Primitive streak

Human Embryo 18 Day Old with Primitive Streak : Computer Generated Image from Micro-MRI, actual size in length = 1.5 mm - This image presents a side-view of an embryo during its third week of development. The age is calculated from the day of fertilization. The embryo is attached to the uterine wall and attains a pear-shaped structure. The white line seen on the embryo is the primitive streak, which establishes the longitudinal axis of the embryo and signals the development of the right and left sides of the body. The primitive streak also indicates where the division of the brain will occur.

The primitive streak is a structure that forms in the blastula during the early stages of avian, reptilian and mammalian embryonic development.

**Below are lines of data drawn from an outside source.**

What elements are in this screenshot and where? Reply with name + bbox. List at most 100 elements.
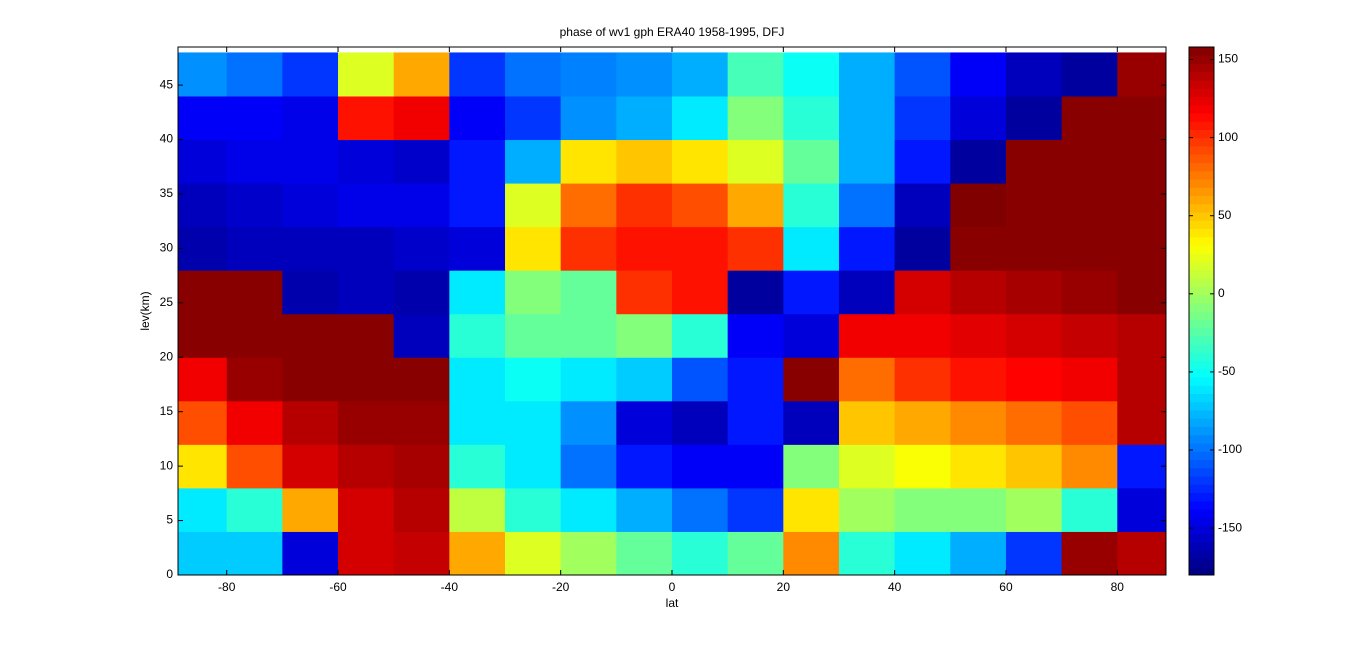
contour-cell [1005, 487, 1063, 532]
contour-cell [282, 139, 339, 184]
contour-cell [616, 226, 673, 271]
contour-cell [616, 183, 673, 228]
contour-cell [393, 313, 450, 358]
x-tick-label: -20 [552, 580, 570, 594]
contour-cell [672, 52, 729, 97]
contour-cell [1117, 400, 1166, 445]
contour-cell [178, 531, 228, 575]
contour-cell [1005, 270, 1063, 315]
contour-cell [727, 444, 784, 489]
contour-cell [1117, 444, 1166, 489]
colorbar-tick-label: 50 [1218, 208, 1232, 222]
colorbar-segment [1189, 410, 1214, 419]
colorbar-segment [1189, 294, 1214, 304]
contour-cell [1061, 270, 1118, 315]
contour-cell [338, 487, 395, 532]
colorbar-segment [1189, 467, 1214, 477]
contour-cell [178, 270, 228, 315]
contour-cell [226, 183, 283, 228]
contour-cell [838, 95, 896, 141]
y-tick-label: 10 [160, 458, 174, 472]
contour-cell [950, 52, 1007, 97]
colorbar-segment [1189, 393, 1214, 403]
colorbar-segment [1189, 121, 1214, 130]
contour-cell [282, 313, 339, 358]
contour-cell [616, 400, 673, 445]
x-axis-label: lat [666, 596, 679, 610]
contour-cell [178, 487, 228, 532]
colorbar-segment [1189, 542, 1214, 551]
contour-cell [1061, 531, 1118, 575]
colorbar-segment [1189, 286, 1214, 295]
contour-cell [178, 183, 228, 228]
contour-cell [505, 487, 562, 532]
colorbar-segment [1189, 113, 1214, 122]
x-tick-label: 0 [669, 580, 676, 594]
contour-cell [950, 400, 1007, 445]
colorbar-segment [1189, 368, 1214, 378]
contour-cell [672, 95, 729, 141]
colorbar-segment [1189, 195, 1214, 205]
contour-cell [560, 487, 617, 532]
contour-cell [950, 270, 1007, 315]
contour-cell [560, 357, 617, 402]
colorbar-segment [1189, 492, 1214, 502]
colorbar-segment [1189, 179, 1214, 188]
contour-cell [727, 52, 784, 97]
colorbar-segment [1189, 253, 1214, 262]
contour-cell [282, 270, 339, 315]
contour-cell [226, 52, 283, 97]
contour-cell [783, 400, 840, 445]
colorbar-segment [1189, 170, 1214, 180]
contour-cell [727, 139, 784, 184]
colorbar-segment [1189, 47, 1214, 56]
colorbar-segment [1189, 558, 1214, 568]
colorbar-segment [1189, 63, 1214, 73]
contour-cell [226, 313, 283, 358]
contour-cell [1005, 226, 1063, 271]
contour-cell [178, 52, 228, 97]
contour-cell [282, 400, 339, 445]
contour-cell [672, 313, 729, 358]
contour-cell [560, 444, 617, 489]
x-tick-label: 60 [999, 580, 1013, 594]
y-tick-label: 15 [160, 404, 174, 418]
contour-cell [560, 95, 617, 141]
contour-cell [1117, 95, 1166, 141]
contour-cell [950, 531, 1007, 575]
contour-cell [393, 487, 450, 532]
contour-cell [950, 139, 1007, 184]
colorbar-segment [1189, 228, 1214, 238]
contour-cell [505, 400, 562, 445]
contour-cell [783, 531, 840, 575]
contour-cell [894, 487, 951, 532]
colorbar-tick-label: -150 [1218, 520, 1242, 534]
contour-cell [338, 400, 395, 445]
contour-cell [1061, 139, 1118, 184]
contour-cell [838, 270, 896, 315]
y-tick-label: 35 [160, 186, 174, 200]
contour-cell [950, 357, 1007, 402]
contour-cell [338, 531, 395, 575]
contour-cell [838, 444, 896, 489]
x-tick-label: -80 [218, 580, 236, 594]
contour-cell [449, 95, 506, 141]
contour-cell [950, 444, 1007, 489]
contour-cell [338, 52, 395, 97]
contour-cell [838, 226, 896, 271]
contour-cell [1005, 52, 1063, 97]
y-tick-label: 0 [166, 567, 173, 581]
contour-cell [1005, 313, 1063, 358]
contour-cell [950, 183, 1007, 228]
contour-cell [727, 313, 784, 358]
contour-cell [1061, 52, 1118, 97]
contour-cell [505, 95, 562, 141]
contour-cell [1117, 487, 1166, 532]
contour-cell [449, 313, 506, 358]
contour-cell [226, 270, 283, 315]
colorbar-segment [1189, 418, 1214, 427]
colorbar-segment [1189, 137, 1214, 147]
contour-cell [449, 444, 506, 489]
contour-cell [282, 531, 339, 575]
contour-cell [894, 139, 951, 184]
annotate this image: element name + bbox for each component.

The presence of the primitive streak will establish bilateral symmetry, determine the site of gastrulation and initiate germ layer formation. To form the streak, reptiles, birds and mammals arrange mesenchymal cells along the prospective midline, establishing the second embryonic axis, as well as the place where cells will ingress and migrate during the process of gastrulation and germ layer formation. The primitive streak extends through this midline and creates the left–right and cranial–caudal body axes, and marks the beginning of gastrulation. This process involves the ingression of mesoderm progenitors and their migration to their ultimate position, where they will differentiate into the mesoderm germ layer that, together with endoderm and ectoderm germ layers, will give rise to all the tissues of the adult organism.